Let's do it here #642974: CSS aggregation removes multi-line ie-mac hacks when the hack rules contain a star

@Tri:
I don't get it. I thought we had option 3 ? If 3) removes the hack, it does not do what it is intended to do.

@Damien Tournoud

> So let's just cut the crap and remove support for this IE-mac hack completely.

Then why does some core CSS still use this hack? If this was discovered in even core's common.css, then I would not be surprised if a bunch of modules and themes do also have css hacks.

@donquixote
We do have v.2 mac-hacks as stated in 3). But Casey at #83, discovered a bug: If the block of rules of the v.2 hack contain a star, the first preg_replace fails to detect the second comment part that ends the hack in order to add a slash to it, so the second preg_replace just strips it off.

Since this thread has come a long way and started as a critical segfault bug, I felt is better to address this bug in a thread of it's own rather than reopening this one.

Let's not move fixing bugs introduced by this patch to a different issue, or we will have a hard time figuring out when/how is this ready for D6 (which it does not yet seem so). Also, Damien seemed to have other outstanding issues as well, like adding tests for this.

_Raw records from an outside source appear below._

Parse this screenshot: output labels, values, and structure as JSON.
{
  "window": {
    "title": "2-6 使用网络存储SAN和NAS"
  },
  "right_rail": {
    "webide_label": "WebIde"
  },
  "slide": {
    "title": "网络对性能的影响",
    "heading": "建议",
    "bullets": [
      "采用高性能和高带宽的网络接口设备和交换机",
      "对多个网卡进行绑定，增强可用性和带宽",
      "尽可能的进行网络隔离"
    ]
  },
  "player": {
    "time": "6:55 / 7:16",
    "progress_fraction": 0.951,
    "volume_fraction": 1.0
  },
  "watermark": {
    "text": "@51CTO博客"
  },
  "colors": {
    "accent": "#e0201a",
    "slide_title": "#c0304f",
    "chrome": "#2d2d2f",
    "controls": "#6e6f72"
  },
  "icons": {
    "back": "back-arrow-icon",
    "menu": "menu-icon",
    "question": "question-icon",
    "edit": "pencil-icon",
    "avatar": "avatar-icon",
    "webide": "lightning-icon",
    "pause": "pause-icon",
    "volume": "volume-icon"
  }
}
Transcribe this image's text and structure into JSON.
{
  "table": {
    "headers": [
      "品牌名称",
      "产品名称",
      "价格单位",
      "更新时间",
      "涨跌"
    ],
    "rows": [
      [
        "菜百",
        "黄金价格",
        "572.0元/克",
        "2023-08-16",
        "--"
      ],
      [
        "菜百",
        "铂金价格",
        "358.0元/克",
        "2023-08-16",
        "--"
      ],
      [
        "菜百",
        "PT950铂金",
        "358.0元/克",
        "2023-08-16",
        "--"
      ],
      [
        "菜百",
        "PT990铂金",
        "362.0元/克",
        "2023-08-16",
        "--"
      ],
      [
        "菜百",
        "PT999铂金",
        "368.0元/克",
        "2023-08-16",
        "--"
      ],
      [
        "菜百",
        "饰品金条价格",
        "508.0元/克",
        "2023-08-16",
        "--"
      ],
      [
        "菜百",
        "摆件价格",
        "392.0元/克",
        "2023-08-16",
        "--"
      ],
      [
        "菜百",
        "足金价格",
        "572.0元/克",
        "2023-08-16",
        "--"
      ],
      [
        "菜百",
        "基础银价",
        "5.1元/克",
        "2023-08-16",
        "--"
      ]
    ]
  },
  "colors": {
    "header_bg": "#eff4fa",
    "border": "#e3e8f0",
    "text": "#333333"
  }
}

Ok, so the action comes back here again from #642974: CSS aggregation removes multi-line ie-mac hacks when the hack rules contain a star.

I am attaching a new patch that uses a different approach to the conditional comment stripping, since trying to identify start & end v.2 ie-mac hack comment blocks through regexps is getting too complex. I use a regexp to match all comments and comment strip logic is implemented in a function.

In case you are worried about performance: In some rough benchmarks I have done, I found that it takes ~0.040sec to proccess 25 css files coming from a D6 setup with zen, views, admin_menu, date_popup, filefield & panels on my rather slow dev box.

I added a css unit test to check for mac hacks v.1 & v.2. It also has a huge 60Kb comment block to test for segfaults, so don't get scared by the size of the patch, it's just the test css files.

Please test it and report back.

Patch #90 worked for me on my 6.15 install (had to tweak the patch a little to make it apply). Now I can re-enable CSS aggregation on my sites.

BTW I think this is the direction to go. Trying to match hacks in multiline comments using a single (multi branch) regexp may be problematic, IMHO.

@Tri, if I understand your patch correctly, you moved the comment stripping logic to another preg_replace_callback() call, but kept the branch separator in the original regexp, however there's no need for it anymore. You can chop off the "|" separator from the regexp.